CUDA_VISIBLE_DEVICES=0-1
CUDA_DEVICE_POOL_GPU_OVERRIDE=1
## Set number of threads.
## Note: prefer the number of physical cores. Overbooking the CPU degrades performance notably.
THREADS=32
## Specify a different bind address (defaults to ":8080")
# ADDRESS=127.0.0.1:8080
## Default models context size
# CONTEXT_SIZE=512
#
## Define galleries.
## models will to install will be visible in `/models/available`
GALLERIES=[{"name":"model-gallery", "url":"github:go-skynet/model-gallery/index.yaml"}, {"url": "github:go-skynet/model-gallery/huggingface.yaml","name":"huggingface"}]
## CORS settings
# CORS=true
# CORS_ALLOW_ORIGINS=*
## Default path for models
#
MODELS_PATH=/models
## Enable debug mode
DEBUG=true
## Disables COMPEL (Diffusers)
# COMPEL=0
## Enable/Disable single backend (useful if only one GPU is available)
# SINGLE_ACTIVE_BACKEND=true
## Specify a build type. Available: cublas, openblas, clblas.
## cuBLAS: This is a GPU-accelerated version of the complete standard BLAS (Basic Linear Algebra Subprograms) library. It's provided by Nvidia and is part of their CUDA toolkit.
## OpenBLAS: This is an open-source implementation of the BLAS library that aims to provide highly optimized code for various platforms. It includes support for multi-threading and can be compiled to use hardware-specific features for additional performance.

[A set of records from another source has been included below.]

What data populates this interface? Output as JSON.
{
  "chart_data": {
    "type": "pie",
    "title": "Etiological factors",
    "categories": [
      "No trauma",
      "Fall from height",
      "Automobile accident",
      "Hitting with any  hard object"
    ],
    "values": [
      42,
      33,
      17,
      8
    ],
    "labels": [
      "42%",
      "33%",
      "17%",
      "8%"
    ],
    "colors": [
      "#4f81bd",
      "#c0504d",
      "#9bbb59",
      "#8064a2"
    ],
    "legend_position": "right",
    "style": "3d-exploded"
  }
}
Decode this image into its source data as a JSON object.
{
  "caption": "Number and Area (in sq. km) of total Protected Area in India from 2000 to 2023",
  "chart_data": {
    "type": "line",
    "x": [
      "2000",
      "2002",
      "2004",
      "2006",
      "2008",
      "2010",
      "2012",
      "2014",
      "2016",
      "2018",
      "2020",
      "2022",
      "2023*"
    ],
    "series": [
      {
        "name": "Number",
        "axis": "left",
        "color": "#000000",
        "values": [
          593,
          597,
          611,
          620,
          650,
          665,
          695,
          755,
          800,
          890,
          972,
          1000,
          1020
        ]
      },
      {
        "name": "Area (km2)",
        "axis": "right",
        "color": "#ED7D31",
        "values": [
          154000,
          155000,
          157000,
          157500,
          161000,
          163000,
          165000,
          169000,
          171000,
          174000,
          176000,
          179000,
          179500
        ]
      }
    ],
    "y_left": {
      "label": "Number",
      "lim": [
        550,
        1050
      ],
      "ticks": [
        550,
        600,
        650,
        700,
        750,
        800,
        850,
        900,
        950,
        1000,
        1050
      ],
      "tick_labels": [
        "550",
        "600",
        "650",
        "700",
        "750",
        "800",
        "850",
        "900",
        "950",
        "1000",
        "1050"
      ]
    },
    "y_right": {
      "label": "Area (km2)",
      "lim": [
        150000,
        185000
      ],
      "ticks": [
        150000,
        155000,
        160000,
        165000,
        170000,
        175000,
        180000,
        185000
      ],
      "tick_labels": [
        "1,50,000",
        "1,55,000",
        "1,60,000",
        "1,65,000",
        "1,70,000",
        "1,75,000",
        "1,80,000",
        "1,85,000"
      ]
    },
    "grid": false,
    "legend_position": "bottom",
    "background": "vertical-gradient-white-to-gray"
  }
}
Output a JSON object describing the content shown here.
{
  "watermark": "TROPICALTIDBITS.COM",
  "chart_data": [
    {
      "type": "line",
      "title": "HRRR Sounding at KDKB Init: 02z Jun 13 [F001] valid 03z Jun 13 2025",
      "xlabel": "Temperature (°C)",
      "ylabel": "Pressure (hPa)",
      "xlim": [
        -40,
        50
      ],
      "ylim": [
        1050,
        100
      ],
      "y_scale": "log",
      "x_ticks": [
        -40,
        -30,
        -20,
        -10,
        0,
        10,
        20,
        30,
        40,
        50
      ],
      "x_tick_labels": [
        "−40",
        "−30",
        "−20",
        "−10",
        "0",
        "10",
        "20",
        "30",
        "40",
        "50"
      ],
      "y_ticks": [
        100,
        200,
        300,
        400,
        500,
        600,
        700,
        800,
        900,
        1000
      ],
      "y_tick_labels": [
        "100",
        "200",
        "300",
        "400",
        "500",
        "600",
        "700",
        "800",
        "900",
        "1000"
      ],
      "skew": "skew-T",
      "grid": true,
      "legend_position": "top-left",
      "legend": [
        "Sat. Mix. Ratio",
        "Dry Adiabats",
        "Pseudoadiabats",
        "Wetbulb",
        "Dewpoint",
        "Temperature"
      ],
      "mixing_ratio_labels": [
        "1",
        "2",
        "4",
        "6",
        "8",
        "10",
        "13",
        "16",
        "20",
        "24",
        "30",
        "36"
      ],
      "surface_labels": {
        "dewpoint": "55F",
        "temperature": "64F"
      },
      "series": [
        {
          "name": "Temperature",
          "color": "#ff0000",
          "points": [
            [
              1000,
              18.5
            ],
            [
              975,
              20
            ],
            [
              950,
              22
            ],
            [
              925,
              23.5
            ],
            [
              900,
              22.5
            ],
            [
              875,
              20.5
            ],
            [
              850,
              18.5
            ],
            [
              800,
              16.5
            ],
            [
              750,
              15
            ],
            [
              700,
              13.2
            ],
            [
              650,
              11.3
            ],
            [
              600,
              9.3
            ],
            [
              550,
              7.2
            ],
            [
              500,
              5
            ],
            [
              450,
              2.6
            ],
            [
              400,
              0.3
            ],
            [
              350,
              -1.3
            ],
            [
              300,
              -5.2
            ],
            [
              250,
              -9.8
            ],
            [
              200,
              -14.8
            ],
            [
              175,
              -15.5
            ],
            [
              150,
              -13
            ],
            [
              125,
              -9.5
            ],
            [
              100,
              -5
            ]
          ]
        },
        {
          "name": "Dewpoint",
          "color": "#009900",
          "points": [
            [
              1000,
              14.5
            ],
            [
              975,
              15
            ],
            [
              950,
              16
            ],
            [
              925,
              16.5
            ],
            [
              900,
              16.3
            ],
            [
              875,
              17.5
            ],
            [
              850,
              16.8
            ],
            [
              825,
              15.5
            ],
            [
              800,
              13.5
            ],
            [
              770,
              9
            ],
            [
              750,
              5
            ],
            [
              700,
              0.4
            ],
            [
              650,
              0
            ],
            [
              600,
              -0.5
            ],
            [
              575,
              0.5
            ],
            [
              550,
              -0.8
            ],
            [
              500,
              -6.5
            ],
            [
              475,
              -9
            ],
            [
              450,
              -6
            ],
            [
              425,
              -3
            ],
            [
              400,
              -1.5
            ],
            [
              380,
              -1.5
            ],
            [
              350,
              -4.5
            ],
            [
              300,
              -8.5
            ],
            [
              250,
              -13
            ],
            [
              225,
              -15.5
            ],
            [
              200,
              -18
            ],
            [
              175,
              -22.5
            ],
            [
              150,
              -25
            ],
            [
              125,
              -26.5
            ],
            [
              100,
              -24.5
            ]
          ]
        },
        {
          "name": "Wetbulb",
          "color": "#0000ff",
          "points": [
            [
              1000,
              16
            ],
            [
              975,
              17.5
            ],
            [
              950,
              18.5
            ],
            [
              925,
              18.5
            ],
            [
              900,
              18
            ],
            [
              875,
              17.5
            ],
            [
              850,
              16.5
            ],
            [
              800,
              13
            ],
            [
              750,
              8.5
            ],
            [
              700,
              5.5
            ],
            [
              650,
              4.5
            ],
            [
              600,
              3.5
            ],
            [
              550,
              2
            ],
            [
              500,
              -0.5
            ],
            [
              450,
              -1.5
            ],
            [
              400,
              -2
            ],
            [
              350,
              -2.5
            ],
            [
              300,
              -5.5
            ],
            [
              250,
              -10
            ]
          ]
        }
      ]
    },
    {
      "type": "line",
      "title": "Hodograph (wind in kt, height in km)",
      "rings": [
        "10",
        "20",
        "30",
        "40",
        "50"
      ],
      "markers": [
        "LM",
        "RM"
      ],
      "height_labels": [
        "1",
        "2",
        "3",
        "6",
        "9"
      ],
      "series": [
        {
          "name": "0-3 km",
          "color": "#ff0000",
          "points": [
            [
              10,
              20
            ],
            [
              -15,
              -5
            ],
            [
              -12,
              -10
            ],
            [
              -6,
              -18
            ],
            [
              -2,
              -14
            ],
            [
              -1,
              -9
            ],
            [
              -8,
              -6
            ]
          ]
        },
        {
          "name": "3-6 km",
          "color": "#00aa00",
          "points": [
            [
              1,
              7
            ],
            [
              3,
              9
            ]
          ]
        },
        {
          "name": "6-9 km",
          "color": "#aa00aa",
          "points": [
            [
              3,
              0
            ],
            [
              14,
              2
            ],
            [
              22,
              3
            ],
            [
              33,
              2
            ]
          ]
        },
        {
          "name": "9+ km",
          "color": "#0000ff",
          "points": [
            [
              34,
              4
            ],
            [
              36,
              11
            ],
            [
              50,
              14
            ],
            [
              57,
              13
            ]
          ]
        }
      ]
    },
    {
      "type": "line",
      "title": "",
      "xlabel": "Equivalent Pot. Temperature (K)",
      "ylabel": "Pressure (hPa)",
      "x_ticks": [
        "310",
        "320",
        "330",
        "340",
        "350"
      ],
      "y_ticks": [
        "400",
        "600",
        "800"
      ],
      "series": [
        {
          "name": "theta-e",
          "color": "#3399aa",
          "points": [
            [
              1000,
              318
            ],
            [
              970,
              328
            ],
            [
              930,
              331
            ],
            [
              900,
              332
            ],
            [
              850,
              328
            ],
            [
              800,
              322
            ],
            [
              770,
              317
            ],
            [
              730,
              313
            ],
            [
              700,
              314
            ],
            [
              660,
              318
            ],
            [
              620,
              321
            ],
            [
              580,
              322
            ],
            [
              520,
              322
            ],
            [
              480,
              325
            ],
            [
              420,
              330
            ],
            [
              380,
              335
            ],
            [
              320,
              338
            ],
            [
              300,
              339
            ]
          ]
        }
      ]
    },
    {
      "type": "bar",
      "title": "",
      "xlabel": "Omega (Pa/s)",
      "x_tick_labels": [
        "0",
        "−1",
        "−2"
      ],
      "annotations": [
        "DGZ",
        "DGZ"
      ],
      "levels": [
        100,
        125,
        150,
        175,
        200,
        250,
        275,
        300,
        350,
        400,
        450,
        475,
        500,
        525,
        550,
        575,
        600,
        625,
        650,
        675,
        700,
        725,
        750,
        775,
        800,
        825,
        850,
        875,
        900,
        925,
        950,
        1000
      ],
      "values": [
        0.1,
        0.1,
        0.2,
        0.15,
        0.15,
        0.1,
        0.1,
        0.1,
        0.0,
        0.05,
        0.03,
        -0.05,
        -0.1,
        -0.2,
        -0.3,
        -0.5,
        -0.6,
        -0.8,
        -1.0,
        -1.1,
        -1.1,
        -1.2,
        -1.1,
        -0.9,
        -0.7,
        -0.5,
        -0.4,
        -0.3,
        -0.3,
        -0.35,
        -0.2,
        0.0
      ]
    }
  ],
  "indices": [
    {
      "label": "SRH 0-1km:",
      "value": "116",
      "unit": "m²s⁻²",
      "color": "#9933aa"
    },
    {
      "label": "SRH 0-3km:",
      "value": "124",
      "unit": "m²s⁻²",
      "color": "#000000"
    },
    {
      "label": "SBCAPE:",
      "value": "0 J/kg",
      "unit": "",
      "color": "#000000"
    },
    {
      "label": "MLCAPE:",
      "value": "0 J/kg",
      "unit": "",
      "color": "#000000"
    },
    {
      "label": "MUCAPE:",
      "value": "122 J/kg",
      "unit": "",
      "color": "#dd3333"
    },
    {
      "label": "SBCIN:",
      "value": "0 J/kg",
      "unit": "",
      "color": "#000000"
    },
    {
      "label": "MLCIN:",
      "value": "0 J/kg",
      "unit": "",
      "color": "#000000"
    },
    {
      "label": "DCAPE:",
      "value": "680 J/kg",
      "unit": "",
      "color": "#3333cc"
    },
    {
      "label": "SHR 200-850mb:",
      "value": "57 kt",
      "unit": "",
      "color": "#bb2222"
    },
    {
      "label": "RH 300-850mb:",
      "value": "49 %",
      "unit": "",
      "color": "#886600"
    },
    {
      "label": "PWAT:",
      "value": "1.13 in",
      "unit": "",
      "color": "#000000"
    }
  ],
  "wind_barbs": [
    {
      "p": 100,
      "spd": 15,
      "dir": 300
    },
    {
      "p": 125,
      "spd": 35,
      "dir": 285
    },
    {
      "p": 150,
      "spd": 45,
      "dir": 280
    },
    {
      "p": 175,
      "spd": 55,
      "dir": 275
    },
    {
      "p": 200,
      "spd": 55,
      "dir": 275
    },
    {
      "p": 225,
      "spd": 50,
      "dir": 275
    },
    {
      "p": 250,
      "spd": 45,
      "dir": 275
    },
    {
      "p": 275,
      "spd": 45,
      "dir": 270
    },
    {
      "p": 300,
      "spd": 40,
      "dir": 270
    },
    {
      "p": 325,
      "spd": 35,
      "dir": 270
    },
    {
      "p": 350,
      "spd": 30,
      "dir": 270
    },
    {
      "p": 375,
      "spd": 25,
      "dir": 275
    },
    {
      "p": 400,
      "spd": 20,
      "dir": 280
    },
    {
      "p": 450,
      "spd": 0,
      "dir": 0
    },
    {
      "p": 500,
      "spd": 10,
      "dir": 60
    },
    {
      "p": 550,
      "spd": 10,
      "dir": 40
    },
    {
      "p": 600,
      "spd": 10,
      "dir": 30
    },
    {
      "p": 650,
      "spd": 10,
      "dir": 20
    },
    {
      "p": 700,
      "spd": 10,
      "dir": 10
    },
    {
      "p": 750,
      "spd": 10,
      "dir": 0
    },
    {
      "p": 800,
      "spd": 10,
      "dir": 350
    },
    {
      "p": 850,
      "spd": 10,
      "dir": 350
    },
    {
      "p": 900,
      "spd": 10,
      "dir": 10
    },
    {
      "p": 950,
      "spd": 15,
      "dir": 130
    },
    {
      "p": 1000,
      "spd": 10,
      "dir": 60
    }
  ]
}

OpenBLAS can run on many kinds of hardware, including CPUs from Intel, AMD, and ARM.
## clBLAS: This is an open-source implementation of the BLAS library that uses OpenCL, a framework for writing programs that execute across heterogeneous platforms consisting of CPUs, GPUs, and other processors. clBLAS is designed to take advantage of the parallel computing power of GPUs but can also run on any hardware that supports OpenCL. This includes hardware from different vendors like Nvidia, AMD, and Intel.
BUILD_TYPE=cublas
## Uncomment and set to true to enable rebuilding from source
REBUILD=true
## Enable go tags, available: stablediffusion, tts
## stablediffusion: image generation with stablediffusion
## tts: enables text-to-speech with go-piper
## (requires REBUILD=true)
#
# GO_TAGS=stablediffusion
## Path where to store generated images
# IMAGE_PATH=/tmp
## Specify a default upload limit in MB (whisper)
# UPLOAD_LIMIT
## List of external GRPC backends (note on the container image this variable is already set to use extra backends available in extra/)
# EXTERNAL_GRPC_BACKENDS=my-backend:127.0.0.1:9000,my-backend2:/usr/bin/backend.py
### Advanced settings ###
### Those are not really used by LocalAI, but from components in the stack ###
##
### Preload libraries
# LD_PRELOAD=
### Huggingface cache for models
# HUGGINGFACE_HUB_CACHE=/usr/local/huggingface
### Python backends GRPC max workers
### Default number of workers for GRPC Python backends.
### This actually controls wether a backend can process multiple requests or not.
# PYTHON_GRPC_MAX_WORKERS=1
4. Edit dockercompose file
version: '3.6'
services:
api:
deploy:
resources:
reservations:
devices:
- driver: nvidia
count: 1
capabilities: [gpu]
image: quay.io/go-skynet/local-ai:master-cublas-cuda12
tty: true # enable colorized logs
restart: always # should this be on-failure ?
ports:
- 8080:8080
env_file:
- .env
volumes:
- ./models:/models
command: ["/usr/bin/local-ai" ]
- Run command: docker-compose up -d --pull always
Hope that helpfull.
Thank you and have a nice day.
Hello, I also had a problem when using gpu version. Have you solved your problem?
I am having the same issue, despite having gpu set in docker-compose and setting gpu_layers in the yaml. Could it be a docker issue?
Hello, I also had a problem when using gpu version. Have you solved your problem?
yes. The comment above show the way fixing my problem.